Tibetan Rose Salt – Tibet to Pakistan: Like Peruvian Rose Salt, this salt is harvested from dried salt beds and underground deposits in the Himalayan mountains and foothills that formed in the Jurassic period when dinosaurs ruled the earth. It has large, jewel-like, dark pink crystals that dissolve very slowly and produce a strong salty flavor across the whole mouth. Tibetan rose is my favorite large crystal salt because, although salty, it isn’t sharp or overwhelming. Suitable for cooking, finishing or as a table salt. Best if ground just before use.
Flavored Sea Salts
Onion and Garlic Sea Salts: These flavored sea salts are gourmet versions of the dried garlic and onion salt seasonings found in nearly every cupboard of the last generation of western cooks. The flavor is stronger than your mom’s garlic salt or onion salt, but more distinct is the medium crystal size and generally high moisture content from lack of processing and lack of addition of desiccating agents and flow-enhancers. Good for use as finishing salts on roasts and other meats.

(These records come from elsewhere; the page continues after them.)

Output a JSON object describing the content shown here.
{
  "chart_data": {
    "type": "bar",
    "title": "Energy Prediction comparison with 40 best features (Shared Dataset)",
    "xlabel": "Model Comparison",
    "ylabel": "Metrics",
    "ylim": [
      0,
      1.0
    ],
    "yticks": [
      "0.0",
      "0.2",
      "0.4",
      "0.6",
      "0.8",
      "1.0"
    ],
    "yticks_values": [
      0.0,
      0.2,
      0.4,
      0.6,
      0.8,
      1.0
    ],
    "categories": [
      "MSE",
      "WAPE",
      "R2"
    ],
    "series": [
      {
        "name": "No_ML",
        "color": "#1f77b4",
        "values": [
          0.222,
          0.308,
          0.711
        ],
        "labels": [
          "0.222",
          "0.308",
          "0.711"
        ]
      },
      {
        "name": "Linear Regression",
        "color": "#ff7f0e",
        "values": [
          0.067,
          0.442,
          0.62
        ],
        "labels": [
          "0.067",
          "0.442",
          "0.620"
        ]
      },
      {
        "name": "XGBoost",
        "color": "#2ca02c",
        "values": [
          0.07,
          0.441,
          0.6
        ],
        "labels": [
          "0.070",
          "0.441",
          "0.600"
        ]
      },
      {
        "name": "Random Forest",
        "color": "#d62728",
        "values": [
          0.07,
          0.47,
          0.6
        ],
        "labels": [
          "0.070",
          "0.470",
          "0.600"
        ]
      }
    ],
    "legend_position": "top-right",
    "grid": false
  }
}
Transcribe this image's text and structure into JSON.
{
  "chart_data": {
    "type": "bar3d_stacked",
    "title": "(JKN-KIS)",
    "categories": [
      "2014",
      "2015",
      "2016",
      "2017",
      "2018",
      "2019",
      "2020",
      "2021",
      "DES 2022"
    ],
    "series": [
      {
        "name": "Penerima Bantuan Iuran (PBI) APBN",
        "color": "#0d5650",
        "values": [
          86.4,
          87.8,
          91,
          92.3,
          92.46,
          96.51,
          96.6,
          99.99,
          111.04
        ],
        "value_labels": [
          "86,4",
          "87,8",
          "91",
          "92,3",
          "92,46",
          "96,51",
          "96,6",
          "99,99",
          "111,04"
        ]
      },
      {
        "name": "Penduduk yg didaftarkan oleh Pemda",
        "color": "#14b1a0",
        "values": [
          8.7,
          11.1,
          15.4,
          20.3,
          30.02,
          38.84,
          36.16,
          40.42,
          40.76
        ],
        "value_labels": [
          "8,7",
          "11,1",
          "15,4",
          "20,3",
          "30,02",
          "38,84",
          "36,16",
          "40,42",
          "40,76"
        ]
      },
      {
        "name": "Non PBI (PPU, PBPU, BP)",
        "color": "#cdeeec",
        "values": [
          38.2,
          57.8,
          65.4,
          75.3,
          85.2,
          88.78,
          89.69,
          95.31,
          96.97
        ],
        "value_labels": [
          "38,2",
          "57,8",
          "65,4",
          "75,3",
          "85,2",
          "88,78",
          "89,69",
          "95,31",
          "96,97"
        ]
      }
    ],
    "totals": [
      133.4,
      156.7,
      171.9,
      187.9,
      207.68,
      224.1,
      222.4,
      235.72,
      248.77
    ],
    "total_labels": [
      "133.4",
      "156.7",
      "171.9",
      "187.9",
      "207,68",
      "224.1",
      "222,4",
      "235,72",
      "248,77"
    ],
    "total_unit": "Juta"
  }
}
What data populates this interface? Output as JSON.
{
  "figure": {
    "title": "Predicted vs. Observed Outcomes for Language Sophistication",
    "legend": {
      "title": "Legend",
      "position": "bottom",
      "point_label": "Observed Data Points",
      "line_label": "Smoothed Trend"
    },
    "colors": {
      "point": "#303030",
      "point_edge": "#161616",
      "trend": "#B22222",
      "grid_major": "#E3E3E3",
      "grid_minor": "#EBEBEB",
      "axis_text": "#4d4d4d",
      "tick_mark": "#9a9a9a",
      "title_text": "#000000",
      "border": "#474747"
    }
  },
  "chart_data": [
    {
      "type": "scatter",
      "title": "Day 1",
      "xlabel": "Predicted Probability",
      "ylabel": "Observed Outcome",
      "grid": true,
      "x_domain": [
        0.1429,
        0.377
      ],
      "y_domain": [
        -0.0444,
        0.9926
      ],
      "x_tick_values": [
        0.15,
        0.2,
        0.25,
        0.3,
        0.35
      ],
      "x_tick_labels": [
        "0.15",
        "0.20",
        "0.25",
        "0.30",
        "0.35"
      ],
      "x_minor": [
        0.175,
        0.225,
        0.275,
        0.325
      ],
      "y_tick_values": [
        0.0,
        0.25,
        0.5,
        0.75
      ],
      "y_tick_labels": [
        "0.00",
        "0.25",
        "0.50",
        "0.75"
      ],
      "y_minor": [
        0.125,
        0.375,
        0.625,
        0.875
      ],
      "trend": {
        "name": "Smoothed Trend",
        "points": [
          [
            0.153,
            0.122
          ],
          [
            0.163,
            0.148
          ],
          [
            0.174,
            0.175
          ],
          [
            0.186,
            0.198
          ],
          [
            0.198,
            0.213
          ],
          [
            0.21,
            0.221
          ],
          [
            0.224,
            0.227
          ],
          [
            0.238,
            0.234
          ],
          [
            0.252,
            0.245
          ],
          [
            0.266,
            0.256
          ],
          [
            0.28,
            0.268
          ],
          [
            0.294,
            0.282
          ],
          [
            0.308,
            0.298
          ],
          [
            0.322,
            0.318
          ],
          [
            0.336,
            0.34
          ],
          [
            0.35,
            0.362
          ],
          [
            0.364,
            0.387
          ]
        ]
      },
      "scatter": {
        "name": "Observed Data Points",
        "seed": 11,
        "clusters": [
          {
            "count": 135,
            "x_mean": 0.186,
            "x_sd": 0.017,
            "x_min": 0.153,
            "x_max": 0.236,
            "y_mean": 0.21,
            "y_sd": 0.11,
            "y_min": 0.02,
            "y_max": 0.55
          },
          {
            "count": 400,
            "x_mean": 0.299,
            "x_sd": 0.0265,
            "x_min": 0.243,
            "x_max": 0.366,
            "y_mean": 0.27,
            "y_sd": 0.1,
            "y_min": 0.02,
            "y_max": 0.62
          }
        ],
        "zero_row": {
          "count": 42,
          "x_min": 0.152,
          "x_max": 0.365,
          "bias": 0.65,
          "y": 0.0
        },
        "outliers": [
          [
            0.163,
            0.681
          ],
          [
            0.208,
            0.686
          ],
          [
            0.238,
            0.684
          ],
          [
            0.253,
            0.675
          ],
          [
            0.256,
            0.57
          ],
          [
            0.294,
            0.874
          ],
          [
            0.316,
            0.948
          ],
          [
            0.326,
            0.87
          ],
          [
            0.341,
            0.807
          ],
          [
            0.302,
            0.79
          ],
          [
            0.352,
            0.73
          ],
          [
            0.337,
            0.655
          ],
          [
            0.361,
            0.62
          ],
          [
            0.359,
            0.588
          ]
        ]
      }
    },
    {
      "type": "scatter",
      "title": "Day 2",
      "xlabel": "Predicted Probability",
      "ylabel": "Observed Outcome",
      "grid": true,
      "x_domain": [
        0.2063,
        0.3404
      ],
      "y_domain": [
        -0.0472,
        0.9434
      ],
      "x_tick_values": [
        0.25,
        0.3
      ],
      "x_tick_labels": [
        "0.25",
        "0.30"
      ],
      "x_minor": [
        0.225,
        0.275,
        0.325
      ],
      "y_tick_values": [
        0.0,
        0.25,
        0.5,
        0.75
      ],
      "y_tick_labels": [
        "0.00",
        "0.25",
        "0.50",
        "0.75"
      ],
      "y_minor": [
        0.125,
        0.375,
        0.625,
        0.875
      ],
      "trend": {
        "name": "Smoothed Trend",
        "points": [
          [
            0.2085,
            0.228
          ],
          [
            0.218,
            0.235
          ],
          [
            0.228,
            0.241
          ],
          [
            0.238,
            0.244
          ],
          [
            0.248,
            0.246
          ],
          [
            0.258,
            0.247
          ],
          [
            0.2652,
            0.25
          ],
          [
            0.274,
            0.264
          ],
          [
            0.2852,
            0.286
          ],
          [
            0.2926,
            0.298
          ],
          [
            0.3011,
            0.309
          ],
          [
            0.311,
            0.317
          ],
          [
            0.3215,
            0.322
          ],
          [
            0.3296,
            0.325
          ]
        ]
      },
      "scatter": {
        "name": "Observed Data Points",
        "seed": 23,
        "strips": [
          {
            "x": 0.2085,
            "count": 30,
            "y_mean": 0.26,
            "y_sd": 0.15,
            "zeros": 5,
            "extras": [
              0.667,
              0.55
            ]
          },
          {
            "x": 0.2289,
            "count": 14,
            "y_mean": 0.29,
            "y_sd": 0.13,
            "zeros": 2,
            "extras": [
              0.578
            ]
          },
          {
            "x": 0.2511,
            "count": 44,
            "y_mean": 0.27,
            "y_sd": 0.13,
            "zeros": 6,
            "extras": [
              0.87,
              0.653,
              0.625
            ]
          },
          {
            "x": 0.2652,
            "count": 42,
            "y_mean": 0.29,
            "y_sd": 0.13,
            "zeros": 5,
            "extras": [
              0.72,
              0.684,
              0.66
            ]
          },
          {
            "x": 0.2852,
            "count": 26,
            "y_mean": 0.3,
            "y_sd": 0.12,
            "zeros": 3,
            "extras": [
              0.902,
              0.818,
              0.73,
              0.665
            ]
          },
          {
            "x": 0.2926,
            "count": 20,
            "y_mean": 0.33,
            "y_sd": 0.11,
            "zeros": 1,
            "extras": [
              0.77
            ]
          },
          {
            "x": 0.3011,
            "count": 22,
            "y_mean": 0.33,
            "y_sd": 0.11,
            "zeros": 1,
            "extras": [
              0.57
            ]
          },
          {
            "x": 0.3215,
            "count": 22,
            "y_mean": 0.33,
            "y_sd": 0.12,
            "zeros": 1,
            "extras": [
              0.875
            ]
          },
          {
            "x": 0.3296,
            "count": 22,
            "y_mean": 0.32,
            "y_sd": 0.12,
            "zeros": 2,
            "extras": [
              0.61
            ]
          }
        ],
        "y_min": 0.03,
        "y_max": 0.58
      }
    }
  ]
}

Lime Sea Salt: The classic salt for the crust around the edge of a margarita glass, its strong lime flavor also works as a finishing salt for dishes or salads to enhance a lime or citrus flavor.
Rosemary Sea Salt: One representative of a whole family of herbed sea salts, this is another smaller crystal salt enhanced with rosemary flavor that is best used as a finishing salt.
Applewood Smoked Salt: This salt has a strong smoky flavor that works great as a finishing salt for roasts and meats of all types to impart a deep, lightly smoky flavor. More smoke than salt, in my opinion.
There is a whole world of flavor, texture and dissolution speed to be had in seas salts that are absent from processed, chemical laden concoction we call table salt. Except for the addition of iodine in table salt – which helps decrease cretinism and goiter – sea salt is far more healthy for you as well because of its higher trace mineral content that usually includes magnesium and calcium.
I recommend experimenting with them to find the salts you like the best or will use on a regular basis. One way to do this is to buy one of the many samplers of sea salt available on the market and tasting each one on a small bit of neutrally flavored cracker with butter or a gently-flavored vegetable like a cucumber. Go ahead, have fun experimenting with flavors and discover something new about salt – remember, salt is the only rock we eat. (Words by Laura Kelley, Photographs of Sea Salts borrowed from Google images.)